The most common adverse events (AEs) in each arm were neutropenia, constipation, vomiting, fatigue, and peripheral neuropathy. As expected, pulmonary toxicity was more frequent and more severe with ABVD than A+AVD (3% vs. <1%), but neutropenia and peripheral neuropathy were more common in the A+AVD arm. Eighty-eight (13%) and 105 (16%) patients, respectively, discontinued treatment because of AEs.
There were 22 on-treatment deaths; seven of nine deaths (78%) in the A+AVD group were associated with neutropenia, and 11 of 13 (85%) in the ABVD group were associated with pulmonary toxicity.
"Of the deaths that occurred during treatment, the entire excess number of deaths in the ABVD arm were due to pulmonary toxicity," Dr. Connors reported. "When the bleomycin is out, there isn't the risk of unexpected pulmonary toxicity – which is already low, even in the ABVD arm, because our clinicians are smart and know how to manage bleomycin – but wasn't completely eliminated."
With the addition of prophylactic granulocyte colony-stimulating factor in the A+AVD arm toward the end of the study (based on a higher incidence of febrile neutropenia in this group), febrile neutropenia incidence decreased from 21 percent (n=119/579) to 11 percent (n=9/83). Grade ≥3 infections also dropped from 18 percent (n=107/579) to 11 percent (n=9/83).

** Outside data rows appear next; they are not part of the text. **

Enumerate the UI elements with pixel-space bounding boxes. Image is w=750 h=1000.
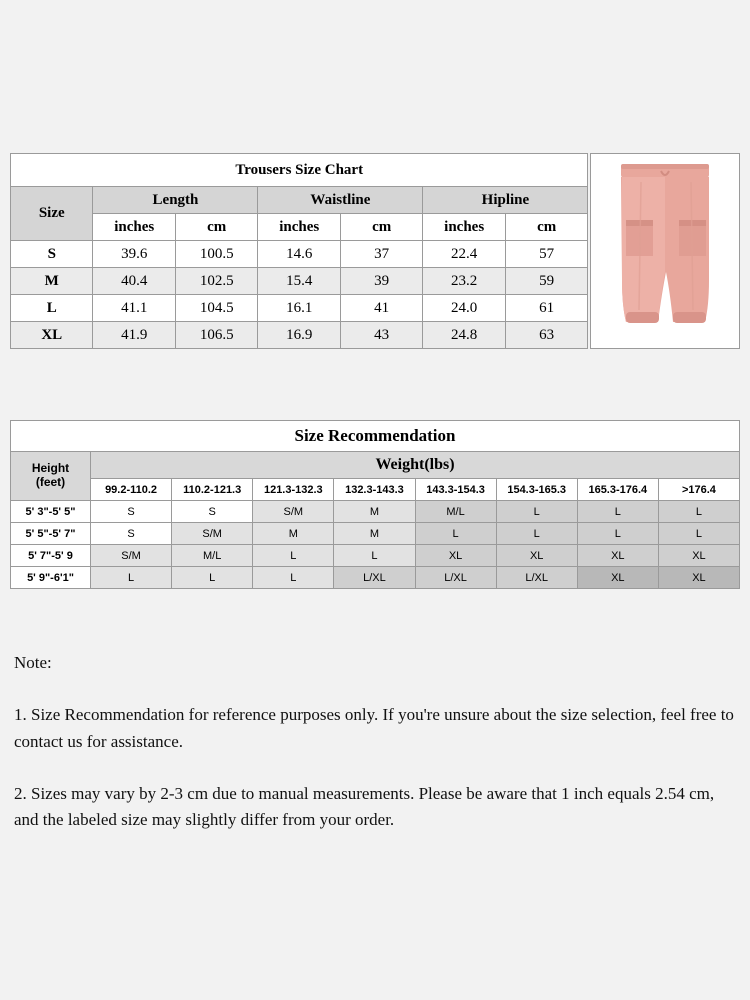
height-header-line2: (feet) bbox=[35, 475, 66, 489]
row-label-height: 5' 3"-5' 5" bbox=[11, 501, 91, 523]
size-chart-section bbox=[10, 153, 740, 349]
note-item-1: 1. Size Recommendation for reference purposes only. If you're unsure about the size selection, feel free to contact us for assistance. bbox=[14, 705, 734, 751]
unit-header-length-inches: inches bbox=[93, 214, 175, 241]
rec-cell: L bbox=[658, 501, 739, 523]
table-row bbox=[11, 187, 588, 214]
rec-cell: M/L bbox=[415, 501, 496, 523]
row-label-size: S bbox=[11, 241, 93, 268]
recommendation-title: Size Recommendation bbox=[11, 421, 740, 452]
note-item-2: 2. Sizes may vary by 2-3 cm due to manual measurements. Please be aware that 1 inch equals 2.54 cm, and the labeled size may slightly differ from your order. bbox=[14, 784, 715, 830]
table-row bbox=[11, 214, 588, 241]
rec-cell: L bbox=[172, 567, 253, 589]
unit-header-length-cm: cm bbox=[175, 214, 257, 241]
rec-cell: L bbox=[334, 545, 415, 567]
trousers-size-chart-table bbox=[10, 153, 588, 349]
cell-waist-inches: 16.9 bbox=[258, 322, 340, 349]
table-row bbox=[11, 567, 740, 589]
rec-cell: XL bbox=[577, 545, 658, 567]
rec-cell: L bbox=[91, 567, 172, 589]
cell-waist-inches: 16.1 bbox=[258, 295, 340, 322]
cell-hip-cm: 61 bbox=[505, 295, 588, 322]
unit-header-hip-cm: cm bbox=[505, 214, 588, 241]
cell-waist-cm: 37 bbox=[340, 241, 422, 268]
cell-hip-cm: 59 bbox=[505, 268, 588, 295]
column-header-hipline: Hipline bbox=[423, 187, 588, 214]
column-header-height bbox=[11, 452, 91, 501]
table-row bbox=[11, 322, 588, 349]
row-label-height: 5' 9"-6'1" bbox=[11, 567, 91, 589]
table-row bbox=[11, 268, 588, 295]
cell-hip-inches: 24.8 bbox=[423, 322, 505, 349]
rec-cell: M bbox=[253, 523, 334, 545]
cell-waist-inches: 14.6 bbox=[258, 241, 340, 268]
table-row bbox=[11, 295, 588, 322]
notes-heading: Note: bbox=[14, 653, 52, 672]
rec-cell: L bbox=[415, 523, 496, 545]
weight-column-8: >176.4 bbox=[658, 479, 739, 501]
table-row bbox=[11, 501, 740, 523]
rec-cell: XL bbox=[415, 545, 496, 567]
weight-column-1: 99.2-110.2 bbox=[91, 479, 172, 501]
cell-waist-cm: 39 bbox=[340, 268, 422, 295]
rec-cell: XL bbox=[658, 567, 739, 589]
notes-section bbox=[14, 650, 736, 860]
cell-length-inches: 39.6 bbox=[93, 241, 175, 268]
rec-cell: XL bbox=[577, 567, 658, 589]
cell-hip-cm: 57 bbox=[505, 241, 588, 268]
cell-hip-cm: 63 bbox=[505, 322, 588, 349]
cell-hip-inches: 23.2 bbox=[423, 268, 505, 295]
height-header-line1: Height bbox=[31, 461, 70, 476]
weight-column-4: 132.3-143.3 bbox=[334, 479, 415, 501]
weight-column-2: 110.2-121.3 bbox=[172, 479, 253, 501]
size-chart-title: Trousers Size Chart bbox=[11, 154, 588, 187]
rec-cell: S/M bbox=[172, 523, 253, 545]
rec-cell: S bbox=[91, 501, 172, 523]
cell-waist-inches: 15.4 bbox=[258, 268, 340, 295]
rec-cell: S bbox=[91, 523, 172, 545]
rec-cell: L bbox=[253, 567, 334, 589]
rec-cell: M bbox=[334, 501, 415, 523]
table-row bbox=[11, 421, 740, 452]
cell-length-inches: 41.1 bbox=[93, 295, 175, 322]
cell-length-cm: 102.5 bbox=[175, 268, 257, 295]
rec-cell: L bbox=[253, 545, 334, 567]
row-label-size: M bbox=[11, 268, 93, 295]
rec-cell: L bbox=[496, 501, 577, 523]
table-row bbox=[11, 479, 740, 501]
weight-column-5: 143.3-154.3 bbox=[415, 479, 496, 501]
unit-header-hip-inches: inches bbox=[423, 214, 505, 241]
table-row bbox=[11, 154, 588, 187]
weight-column-7: 165.3-176.4 bbox=[577, 479, 658, 501]
cell-length-cm: 100.5 bbox=[175, 241, 257, 268]
rec-cell: S/M bbox=[253, 501, 334, 523]
weight-column-3: 121.3-132.3 bbox=[253, 479, 334, 501]
cell-hip-inches: 22.4 bbox=[423, 241, 505, 268]
cell-hip-inches: 24.0 bbox=[423, 295, 505, 322]
table-row bbox=[11, 523, 740, 545]
rec-cell: L/XL bbox=[496, 567, 577, 589]
product-image-panel bbox=[590, 153, 740, 349]
row-label-height: 5' 7"-5' 9 bbox=[11, 545, 91, 567]
rec-cell: L bbox=[658, 523, 739, 545]
column-header-size: Size bbox=[11, 187, 93, 241]
row-label-height: 5' 5"-5' 7" bbox=[11, 523, 91, 545]
rec-cell: S bbox=[172, 501, 253, 523]
rec-cell: XL bbox=[496, 545, 577, 567]
weight-column-6: 154.3-165.3 bbox=[496, 479, 577, 501]
unit-header-waist-inches: inches bbox=[258, 214, 340, 241]
size-recommendation-section bbox=[10, 420, 740, 589]
rec-cell: M/L bbox=[172, 545, 253, 567]
row-label-size: L bbox=[11, 295, 93, 322]
column-header-length: Length bbox=[93, 187, 258, 214]
rec-cell: M bbox=[334, 523, 415, 545]
cell-waist-cm: 43 bbox=[340, 322, 422, 349]
rec-cell: S/M bbox=[91, 545, 172, 567]
table-row bbox=[11, 241, 588, 268]
rec-cell: L bbox=[496, 523, 577, 545]
cell-waist-cm: 41 bbox=[340, 295, 422, 322]
rec-cell: XL bbox=[658, 545, 739, 567]
size-recommendation-table bbox=[10, 420, 740, 589]
cell-length-cm: 104.5 bbox=[175, 295, 257, 322]
table-row bbox=[11, 545, 740, 567]
rec-cell: L bbox=[577, 523, 658, 545]
column-header-waistline: Waistline bbox=[258, 187, 423, 214]
table-row bbox=[11, 452, 740, 479]
row-label-size: XL bbox=[11, 322, 93, 349]
rec-cell: L bbox=[577, 501, 658, 523]
cell-length-inches: 41.9 bbox=[93, 322, 175, 349]
unit-header-waist-cm: cm bbox=[340, 214, 422, 241]
rec-cell: L/XL bbox=[415, 567, 496, 589]
cell-length-inches: 40.4 bbox=[93, 268, 175, 295]
rec-cell: L/XL bbox=[334, 567, 415, 589]
trousers-product-image bbox=[595, 160, 735, 335]
column-header-weight: Weight(lbs) bbox=[91, 452, 740, 479]
cell-length-cm: 106.5 bbox=[175, 322, 257, 349]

Peripheral neuropathy was also more frequent in the A+AVD arm, but the authors wrote, "two-thirds of patients experiencing peripheral neuropathy in the A+AVD arm had resolution or improvement in pain at last follow-up."
"In the past, the only [alternative regimens] that have demonstrated superiority over ABVD have come with an unacceptably high price of toxicity," he concluded. "[These data] allow us to move forward with some confidence that, without asking our patients to put up with increased burden of long-term toxicity, we can do something that improves the likelihood that they can be cured the first time around."

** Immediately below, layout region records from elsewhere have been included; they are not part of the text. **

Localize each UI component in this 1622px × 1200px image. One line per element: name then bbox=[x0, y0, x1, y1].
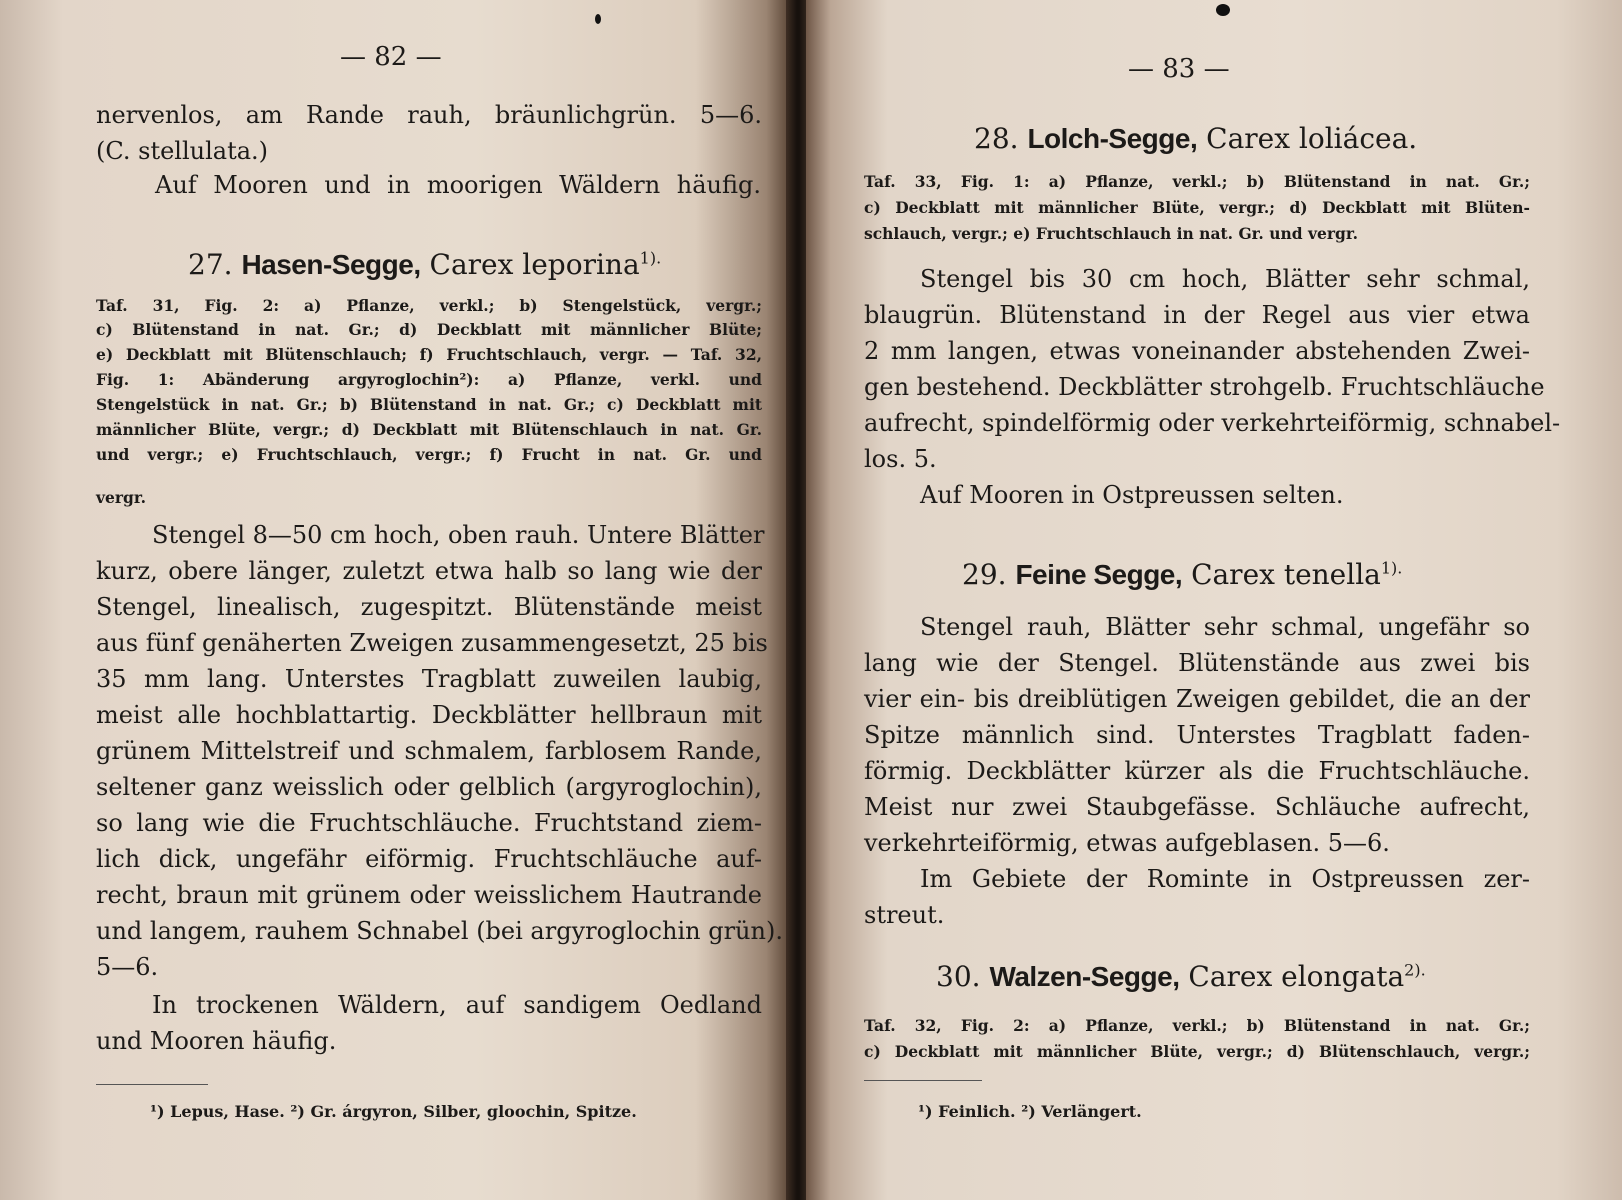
left-page bbox=[0, 0, 790, 1200]
footnote-ref: 1). bbox=[639, 248, 662, 268]
species-common-name: Walzen-Segge, bbox=[989, 961, 1180, 992]
text-line: 2 mm langen, etwas voneinander abstehenden Zwei- bbox=[864, 337, 1530, 365]
text-line: Auf Mooren in Ostpreussen selten. bbox=[920, 481, 1344, 509]
text-line: lang wie der Stengel. Blütenstände aus zwei bis bbox=[864, 649, 1530, 677]
footnote: ¹) Feinlich. ²) Verlängert. bbox=[918, 1102, 1142, 1121]
ink-spot bbox=[595, 14, 601, 24]
text-line: Stengel bis 30 cm hoch, Blätter sehr schmal, bbox=[920, 265, 1530, 293]
species-heading bbox=[188, 248, 661, 281]
species-common-name: Hasen-Segge, bbox=[241, 249, 421, 280]
plate-reference-line: Taf. 31, Fig. 2: a) Pflanze, verkl.; b) Stengelstück, vergr.; bbox=[96, 296, 762, 315]
species-number: 30. bbox=[936, 960, 981, 993]
plate-reference-line: Taf. 32, Fig. 2: a) Pflanze, verkl.; b) Blütenstand in nat. Gr.; bbox=[864, 1016, 1530, 1035]
page-number: — 83 — bbox=[1128, 54, 1230, 84]
footnote: ¹) Lepus, Hase. ²) Gr. árgyron, Silber, gloochin, Spitze. bbox=[150, 1102, 637, 1121]
plate-reference-line: schlauch, vergr.; e) Fruchtschlauch in nat. Gr. und vergr. bbox=[864, 224, 1359, 243]
text-line: vier ein- bis dreiblütigen Zweigen gebildet, die an der bbox=[864, 685, 1530, 713]
text-line: und langem, rauhem Schnabel (bei argyroglochin grün). bbox=[96, 917, 783, 945]
text-line: blaugrün. Blütenstand in der Regel aus vier etwa bbox=[864, 301, 1530, 329]
species-latin-name: Carex tenella bbox=[1191, 558, 1381, 591]
ink-spot bbox=[1216, 4, 1230, 16]
species-latin-name: Carex leporina bbox=[429, 248, 640, 281]
right-page bbox=[806, 0, 1622, 1200]
species-common-name: Feine Segge, bbox=[1015, 559, 1183, 590]
species-latin-name: Carex loliácea. bbox=[1206, 122, 1418, 155]
text-line: kurz, obere länger, zuletzt etwa halb so lang wie der bbox=[96, 557, 762, 585]
text-line: grünem Mittelstreif und schmalem, farblosem Rande, bbox=[96, 737, 762, 765]
text-line: los. 5. bbox=[864, 445, 937, 473]
footnote-ref: 1). bbox=[1380, 558, 1403, 578]
text-line: aufrecht, spindelförmig oder verkehrteiförmig, schnabel- bbox=[864, 409, 1561, 437]
species-common-name: Lolch-Segge, bbox=[1027, 123, 1198, 154]
text-line: verkehrteiförmig, etwas aufgeblasen. 5—6. bbox=[864, 829, 1390, 857]
footnote-rule bbox=[96, 1084, 208, 1085]
text-line: aus fünf genäherten Zweigen zusammengesetzt, 25 bis bbox=[96, 629, 768, 657]
plate-reference-line: c) Deckblatt mit männlicher Blüte, vergr.; d) Blütenschlauch, vergr.; bbox=[864, 1042, 1530, 1061]
text-line: streut. bbox=[864, 901, 945, 929]
plate-reference-line: c) Blütenstand in nat. Gr.; d) Deckblatt mit männlicher Blüte; bbox=[96, 320, 762, 339]
plate-reference-line: e) Deckblatt mit Blütenschlauch; f) Fruchtschlauch, vergr. — Taf. 32, bbox=[96, 345, 762, 364]
plate-reference-line: Stengelstück in nat. Gr.; b) Blütenstand in nat. Gr.; c) Deckblatt mit bbox=[96, 395, 762, 414]
plate-reference-line: und vergr.; e) Fruchtschlauch, vergr.; f) Frucht in nat. Gr. und bbox=[96, 445, 762, 464]
plate-reference-line: Fig. 1: Abänderung argyroglochin²): a) Pflanze, verkl. und bbox=[96, 370, 762, 389]
text-line: meist alle hochblattartig. Deckblätter hellbraun mit bbox=[96, 701, 762, 729]
page-number: — 82 — bbox=[340, 42, 442, 72]
footnote-ref: 2). bbox=[1404, 960, 1426, 980]
text-line: Im Gebiete der Rominte in Ostpreussen zer- bbox=[920, 865, 1530, 893]
text-line: Stengel rauh, Blätter sehr schmal, ungefähr so bbox=[920, 613, 1530, 641]
text-line: recht, braun mit grünem oder weisslichem Hautrande bbox=[96, 881, 762, 909]
species-heading bbox=[936, 960, 1426, 993]
text-line: seltener ganz weisslich oder gelblich (argyroglochin), bbox=[96, 773, 762, 801]
text-line: so lang wie die Fruchtschläuche. Fruchtstand ziem- bbox=[96, 809, 762, 837]
text-line: Stengel, linealisch, zugespitzt. Blütenstände meist bbox=[96, 593, 762, 621]
text-line: gen bestehend. Deckblätter strohgelb. Fruchtschläuche bbox=[864, 373, 1545, 401]
footnote-rule bbox=[864, 1080, 982, 1081]
plate-reference-line: c) Deckblatt mit männlicher Blüte, vergr.; d) Deckblatt mit Blüten- bbox=[864, 198, 1530, 217]
text-line: 5—6. bbox=[96, 953, 159, 981]
text-line: und Mooren häufig. bbox=[96, 1027, 337, 1055]
species-number: 28. bbox=[974, 122, 1019, 155]
text-line: Stengel 8—50 cm hoch, oben rauh. Untere Blätter bbox=[152, 521, 765, 549]
text-line: In trockenen Wäldern, auf sandigem Oedland bbox=[152, 991, 762, 1019]
species-heading bbox=[962, 558, 1402, 591]
species-number: 29. bbox=[962, 558, 1007, 591]
text-line: 35 mm lang. Unterstes Tragblatt zuweilen laubig, bbox=[96, 665, 762, 693]
plate-reference-line: vergr. bbox=[96, 488, 147, 507]
text-line: Spitze männlich sind. Unterstes Tragblatt faden- bbox=[864, 721, 1530, 749]
text-line: Auf Mooren und in moorigen Wäldern häufig. bbox=[155, 171, 761, 199]
plate-reference-line: männlicher Blüte, vergr.; d) Deckblatt mit Blütenschlauch in nat. Gr. bbox=[96, 420, 762, 439]
text-line: lich dick, ungefähr eiförmig. Fruchtschläuche auf- bbox=[96, 845, 762, 873]
text-line: Meist nur zwei Staubgefässe. Schläuche aufrecht, bbox=[864, 793, 1530, 821]
text-line: nervenlos, am Rande rauh, bräunlichgrün. 5—6. bbox=[96, 101, 762, 129]
text-line: förmig. Deckblätter kürzer als die Fruchtschläuche. bbox=[864, 757, 1530, 785]
plate-reference-line: Taf. 33, Fig. 1: a) Pflanze, verkl.; b) Blütenstand in nat. Gr.; bbox=[864, 172, 1530, 191]
species-latin-name: Carex elongata bbox=[1188, 960, 1405, 993]
species-number: 27. bbox=[188, 248, 233, 281]
text-line: (C. stellulata.) bbox=[96, 137, 269, 165]
species-heading bbox=[974, 122, 1417, 155]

The study's findings will need to be confirmed with longer-term follow-up, and the use of physician discretion may have introduced bias. Questions about the salvageability of frontline A+AVD also remain unanswered.
As several attendees noted during the plenary scientific session, the costs associated with adding brentuximab vedotin to AVD, particularly without an equally substantial increase in survival, are a concern. In addition, only 9 percent of patients in each group were 65 years or older, and these patients saw no significant benefit in efficacy, which limits the applicability of these findings to the older HL population.
"Ultimately, our most severe test will be the impact on overall survival (OS)," Dr. Connors concluded. A preplanned OS analysis is ongoing, but results were not sufficiently matured before the presentation. He hinted, though, that the results were "encouraging in favor of the experimental arm."
On January 2, 2018, the U.S. Food and Drug Administration granted priority review to the supplemental biologics license application for brentuximab vedotin in the frontline setting, supported by data from ECHELON-1.
The authors report financial relationships with Janssen, Genentech, Merck, Roche, Seattle Genetics, Amgen, and Bristol-Myers Squibb.
Reference
Connors JM, Jurczak W, Straus DJ, et al. Brentuximab vedotin plus doxorubicin, vinblastine, dacarbazine (A+AVD) as frontline therapy demonstrates superior modified progression-free survival versus ABVD in patients with previously untreated stage III or IV Hodgkin lymphoma (HL): the phase 3 Echelon-1 study. Abstract #6. Presented at the 2017 American Society of Hematology Annual Meeting, December 10, 2017; Atlanta, GA.